Ceux qui croient encore au bien et au mal du point de vue des valeurs sont des fanatiques, des militants. nous savons bien que ce sont des fables pour enfants.

Erwan Blesbois a dit…

Il y a dans la normalité d'aujourd'hui une certaine forme de haine de soi, puisque l'on attribue à l'étranger bien souvent, et notamment par le biais du militantisme, plus de vertus qu'à l'autochtone. L'autochtone est perçu comme moyen, mesquin, minable, il ne s'aime même pas lui-même. Par contre l'étranger est drapé d'une aura, on lui attribue des vertus qu’il ne possède sans doute pas. Lorsqu'il est malin il saura utiliser cette naïveté des militants, pour obtenir plus de droits que les autochtone eux-mêmes.

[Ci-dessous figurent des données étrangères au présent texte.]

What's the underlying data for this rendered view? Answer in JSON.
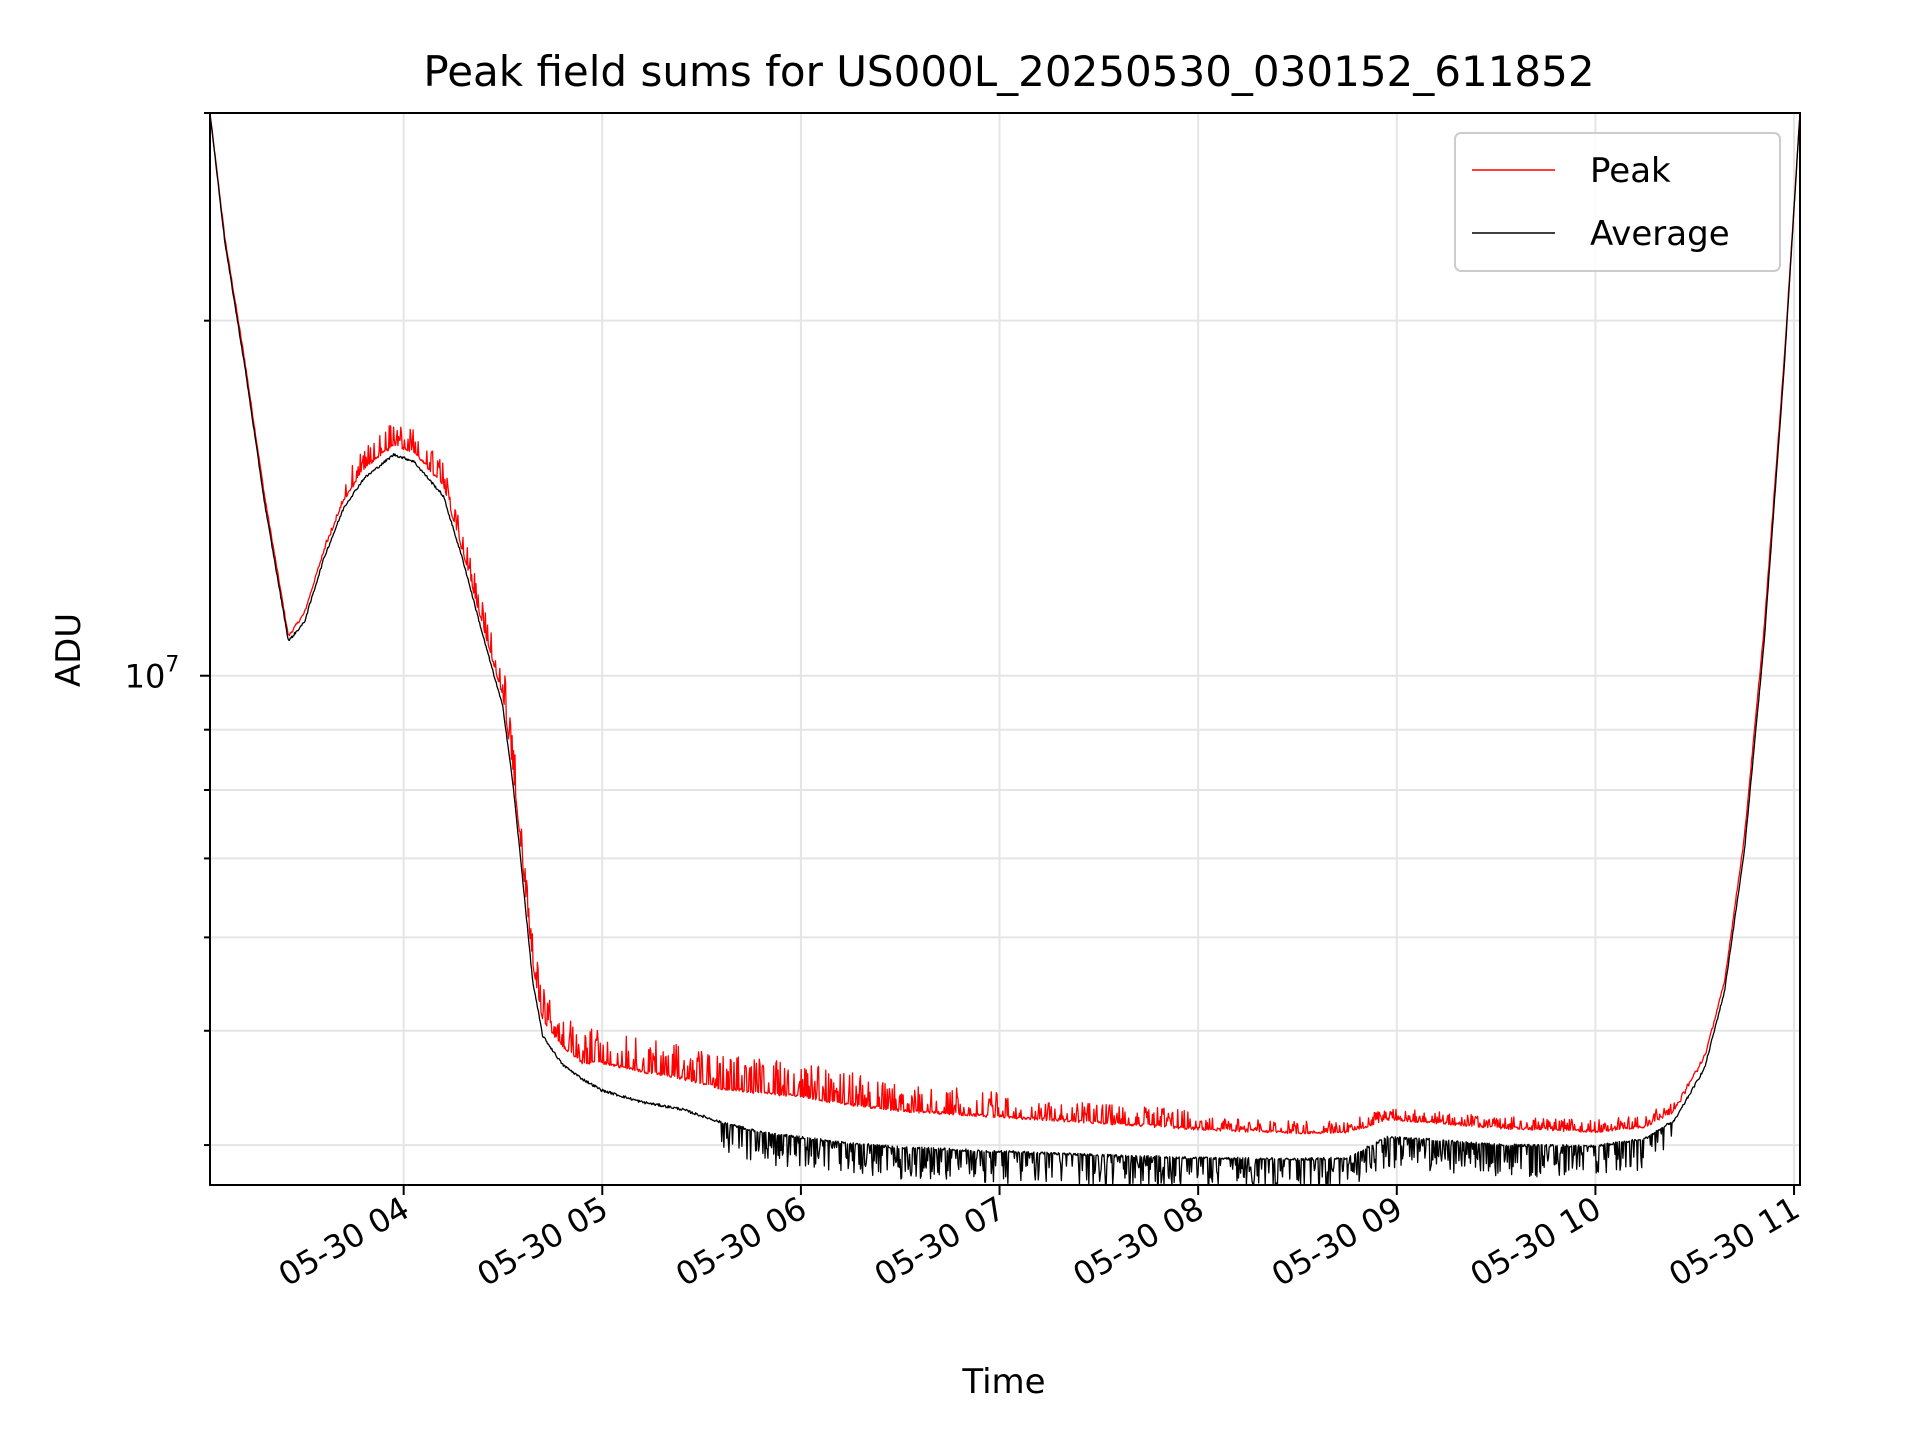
{
  "chart_data": {
    "type": "line",
    "title": "Peak field sums for US000L_20250530_030152_611852",
    "xlabel": "Time",
    "ylabel": "ADU",
    "x_axis_type": "time",
    "x_ticks": [
      "05-30 04",
      "05-30 05",
      "05-30 06",
      "05-30 07",
      "05-30 08",
      "05-30 09",
      "05-30 10",
      "05-30 11"
    ],
    "x_tick_hours": [
      4,
      5,
      6,
      7,
      8,
      9,
      10,
      11
    ],
    "xlim_hours": [
      3.025,
      11.03
    ],
    "y_scale": "log",
    "ylim": [
      3700000.0,
      30000000.0
    ],
    "y_major_ticks": [
      {
        "value": 10000000.0,
        "base": "10",
        "exp": "7"
      }
    ],
    "grid": true,
    "legend_position": "top-right",
    "series": [
      {
        "name": "Peak",
        "color": "#ff0000",
        "x_hours": [
          3.025,
          3.1,
          3.2,
          3.3,
          3.42,
          3.5,
          3.6,
          3.7,
          3.8,
          3.95,
          4.05,
          4.2,
          4.3,
          4.4,
          4.5,
          4.55,
          4.6,
          4.65,
          4.7,
          4.8,
          4.9,
          5.0,
          5.2,
          5.4,
          5.6,
          5.8,
          6.0,
          6.2,
          6.5,
          7.0,
          7.5,
          8.0,
          8.5,
          8.75,
          8.95,
          9.2,
          9.5,
          10.0,
          10.25,
          10.4,
          10.55,
          10.65,
          10.75,
          10.85,
          10.95,
          11.03
        ],
        "y": [
          30000000,
          23500000,
          18500000,
          14200000,
          10800000,
          11300000,
          12800000,
          14100000,
          15000000,
          15700000,
          15500000,
          14500000,
          12700000,
          11000000,
          9600000,
          8300000,
          6900000,
          5700000,
          5100000,
          4850000,
          4700000,
          4700000,
          4620000,
          4560000,
          4470000,
          4430000,
          4400000,
          4340000,
          4280000,
          4230000,
          4180000,
          4130000,
          4100000,
          4100000,
          4210000,
          4180000,
          4140000,
          4110000,
          4150000,
          4280000,
          4750000,
          5500000,
          7300000,
          11000000,
          18500000,
          30000000
        ]
      },
      {
        "name": "Average",
        "color": "#000000",
        "x_hours": [
          3.025,
          3.1,
          3.2,
          3.3,
          3.42,
          3.5,
          3.6,
          3.7,
          3.8,
          3.95,
          4.05,
          4.2,
          4.3,
          4.4,
          4.5,
          4.55,
          4.6,
          4.65,
          4.7,
          4.8,
          4.9,
          5.0,
          5.2,
          5.4,
          5.6,
          5.8,
          6.0,
          6.2,
          6.5,
          7.0,
          7.5,
          8.0,
          8.5,
          8.75,
          8.95,
          9.2,
          9.5,
          10.0,
          10.25,
          10.4,
          10.55,
          10.65,
          10.75,
          10.85,
          10.95,
          11.03
        ],
        "y": [
          30000000,
          23300000,
          18300000,
          14000000,
          10700000,
          11100000,
          12600000,
          13900000,
          14700000,
          15400000,
          15200000,
          14200000,
          12500000,
          10800000,
          9400000,
          8100000,
          6700000,
          5500000,
          4950000,
          4680000,
          4550000,
          4450000,
          4350000,
          4290000,
          4180000,
          4100000,
          4060000,
          4020000,
          3980000,
          3950000,
          3920000,
          3900000,
          3890000,
          3900000,
          4060000,
          4040000,
          4000000,
          3990000,
          4050000,
          4200000,
          4650000,
          5400000,
          7100000,
          10700000,
          18200000,
          30000000
        ]
      }
    ]
  }
}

D'où la colère de certains autochtones qui se haïssent eux-mêmes, mais qui haïssent encore plus les autres. Bientôt contre cette catégorie d'autochtones dont le nombre augmente sans cesse, les militants vont prendre les armes, et affirmer de ces autochtones qu'ils sont anormaux, malades, pervers.
L'étranger n'a pas encore vraiment d'identité propre, il dépend beaucoup de ce qu'on dit de lui; il y a les discours qui le salissent, et ceux qui lui attribuent plus de vertus qu'il n'a réellement. L'étranger a tout intérêt à se tourner vers le discours des militants, mais bien souvent il en profite pour exercer sa propre perversité. C'est-à-dire faire du mal.
En réalité l’autochtone et l’étranger sont exactement pareils, minables lorsqu’ils sont normaux. Pervers lorsqu’ils sont anormaux.